Updated Jan 11, 2024
Version 8.0
  • Gary_Melhaff's avatar
    Gary_Melhaff
    Copper Contributor

    Thanks YanlingX....So sounds like I'd need to parallel run the 25 batches of documents to achieve the throughput that I'd need.  Wish there was way to do that without having to code that kind of complexity but at least I know it's possible.  Thanks for the information!  Gary

  • Hi Gary,

    Thank you for taking the time to share your thoughts on our service. We truly appreciate your feedback and value your opinion.

     

    We would like to take this opportunity to explain that our service is a "task-optimized" solution, designed to provide the highest quality and experience for specific tasks, with enterprise-level scalability as well as containerization-ability for data sensitive needs. This sets us apart from other services that offer generic solutions, and allows our customers to easily achieve their desired results without the need for prompt engineering or fine-tuning.

     

    We also strive to constantly optimize latency. As a GenAI solution, our service generates responses token by token, which can result in longer latency compared to classification ML models. The length of the input document also affects latency, e.g. longer documents resulting in longer response times. 

     

    Our service has been successfully used by numerous enterprise customers for large-scale document/conversation processing, and some of them are real-time or near real-time.
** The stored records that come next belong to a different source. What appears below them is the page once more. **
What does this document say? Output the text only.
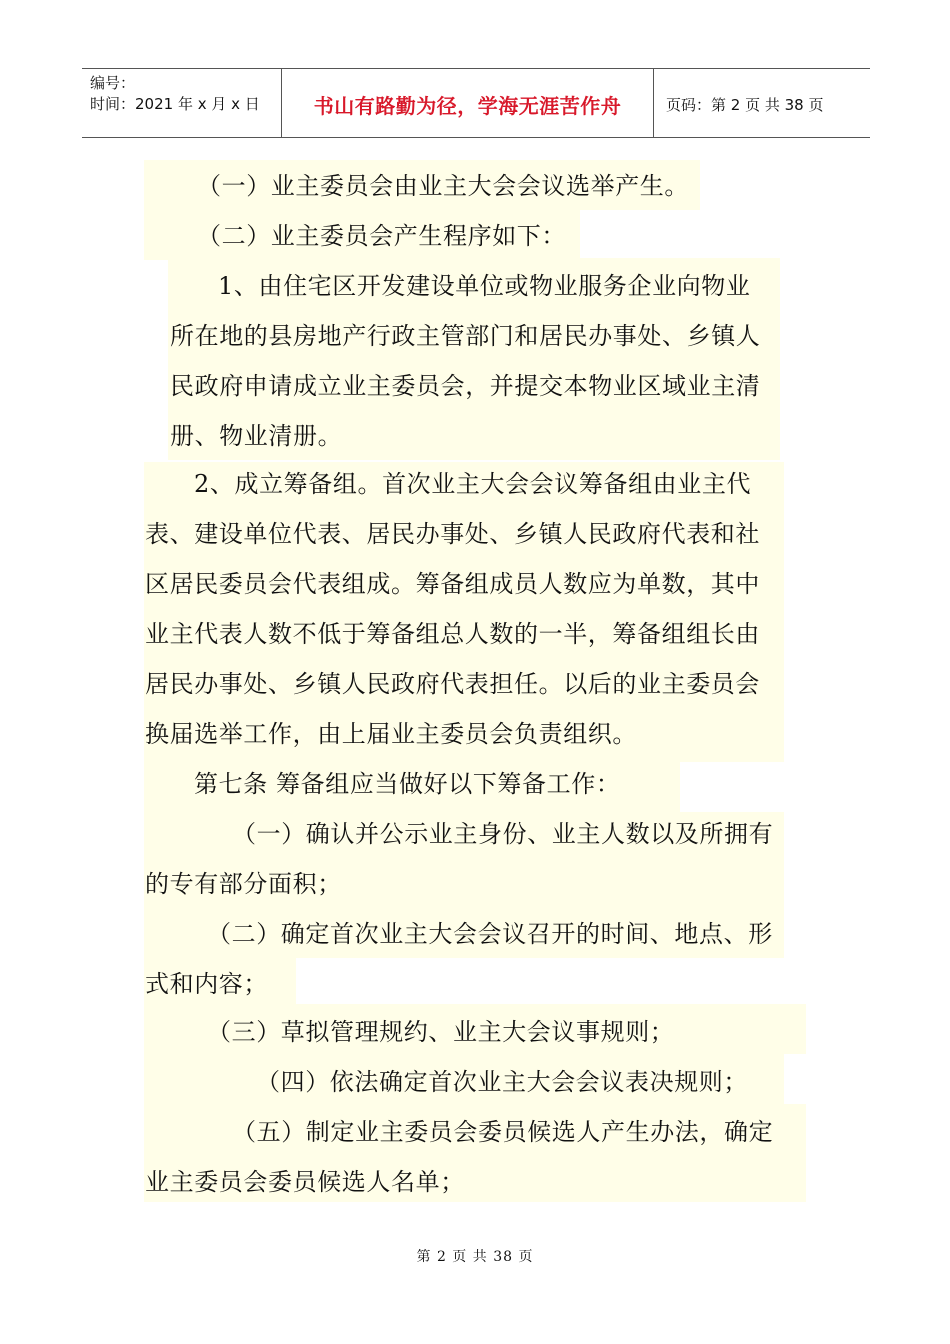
编号：
时间：2021 年 x 月 x 日	书山有路勤为径，学海无涯苦作舟	页码：第 2 页 共 38 页
（一）业主委员会由业主大会会议选举产生。
（二）业主委员会产生程序如下：
1、由住宅区开发建设单位或物业服务企业向物业
所在地的县房地产行政主管部门和居民办事处、乡镇人
民政府申请成立业主委员会，并提交本物业区域业主清
册、物业清册。
2、成立筹备组。首次业主大会会议筹备组由业主代
表、建设单位代表、居民办事处、乡镇人民政府代表和社
区居民委员会代表组成。筹备组成员人数应为单数，其中
业主代表人数不低于筹备组总人数的一半，筹备组组长由
居民办事处、乡镇人民政府代表担任。以后的业主委员会
换届选举工作，由上届业主委员会负责组织。
第七条 筹备组应当做好以下筹备工作：
（一）确认并公示业主身份、业主人数以及所拥有
的专有部分面积；
（二）确定首次业主大会会议召开的时间、地点、形
式和内容；
（三）草拟管理规约、业主大会议事规则；
（四）依法确定首次业主大会会议表决规则；
（五）制定业主委员会委员候选人产生办法，确定
业主委员会委员候选人名单；
第 2 页 共 38 页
We would be happy to share some recommendations with you on how to use our service more efficiently. For example, 

    • Use multi-threading to maximize usage up to the rate limit provisioned for your account. 
    • Send multiple requests simultaneously without waiting for the completion of previous requests. 
    • Wait for a brief period, such as 1 or 0.5 second, before querying for the results.
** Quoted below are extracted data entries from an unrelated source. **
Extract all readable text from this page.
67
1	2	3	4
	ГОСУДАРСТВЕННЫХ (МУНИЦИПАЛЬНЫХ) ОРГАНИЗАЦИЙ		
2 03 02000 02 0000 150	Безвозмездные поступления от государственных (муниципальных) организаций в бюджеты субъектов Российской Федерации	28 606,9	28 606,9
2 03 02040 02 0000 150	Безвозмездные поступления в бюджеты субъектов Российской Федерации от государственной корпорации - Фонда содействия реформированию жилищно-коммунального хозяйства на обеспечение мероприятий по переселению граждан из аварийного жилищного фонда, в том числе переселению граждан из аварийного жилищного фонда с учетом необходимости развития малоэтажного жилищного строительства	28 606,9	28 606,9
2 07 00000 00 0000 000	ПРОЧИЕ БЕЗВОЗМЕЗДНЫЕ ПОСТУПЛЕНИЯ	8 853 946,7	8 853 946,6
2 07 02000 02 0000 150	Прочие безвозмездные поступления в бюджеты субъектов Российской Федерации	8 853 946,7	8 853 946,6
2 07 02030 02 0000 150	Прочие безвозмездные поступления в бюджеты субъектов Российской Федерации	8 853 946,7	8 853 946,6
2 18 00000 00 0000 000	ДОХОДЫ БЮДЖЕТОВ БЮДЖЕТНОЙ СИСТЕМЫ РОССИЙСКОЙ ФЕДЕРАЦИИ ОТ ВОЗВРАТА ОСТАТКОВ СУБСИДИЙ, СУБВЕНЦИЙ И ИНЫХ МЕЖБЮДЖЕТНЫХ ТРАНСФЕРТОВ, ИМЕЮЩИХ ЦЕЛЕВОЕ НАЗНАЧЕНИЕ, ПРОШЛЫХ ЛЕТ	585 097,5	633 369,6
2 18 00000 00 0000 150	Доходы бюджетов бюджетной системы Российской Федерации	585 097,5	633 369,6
    Our team is committed to continuously improving our service, including reducing latency. We welcome your feedback and would be delighted to schedule a call with you to discuss your thoughts in more detail. Please feel free to reach out to us at mslangsvc@microsoft.com.

     

    Thank you again for your feedback, and we look forward to providing you with the best service possible.

  • Gary_Melhaff's avatar
    Gary_Melhaff
    Copper Contributor

    YanlinX,

    The S tier can run 1000 requests but that's irrelevant if the latency only allows 1 per second.  I'm averaging well over 1 second per transaction with only small volume of pre-summarized textual data. This makes it impossible to run any kind of volume let alone full conversations.   That said I now see I could batch the documents into 25 at a time per request which helps although is still problematic when you're talking millions of documents and especially if I attempted to run full conversations.  Is batching documents to 25 the only tuning capability that could increase throughput?

  • Hi Gary,

    thank you for your question. Would you elaborate on your comments on scaling? Our service is an Enterprise scale SaaS, and scalability is one of the advantages we provide to customers. By default, you can have up to 1000 request per second with a S tier. more information you can get from https://learn.microsoft.com/en-us/azure/ai-services/language-service/concepts/data-limits#rate-limits. and if you need higher rates, please feel free to let us know.

  • Gary_Melhaff's avatar
    Gary_Melhaff
    Copper Contributor

    This is an amazing capability but at this point is pretty much useless due to performance issues.  I would argue "task optimized" is a bit misleading.  I'm running over 1 second per document for summarization and have millions of documents to analyze.  It would take months of continuous running to just do a few million rows.  This is completely unacceptable.   Other services such as sentiment are very fast and offered in most regions.  Why release a capability when it can't scale?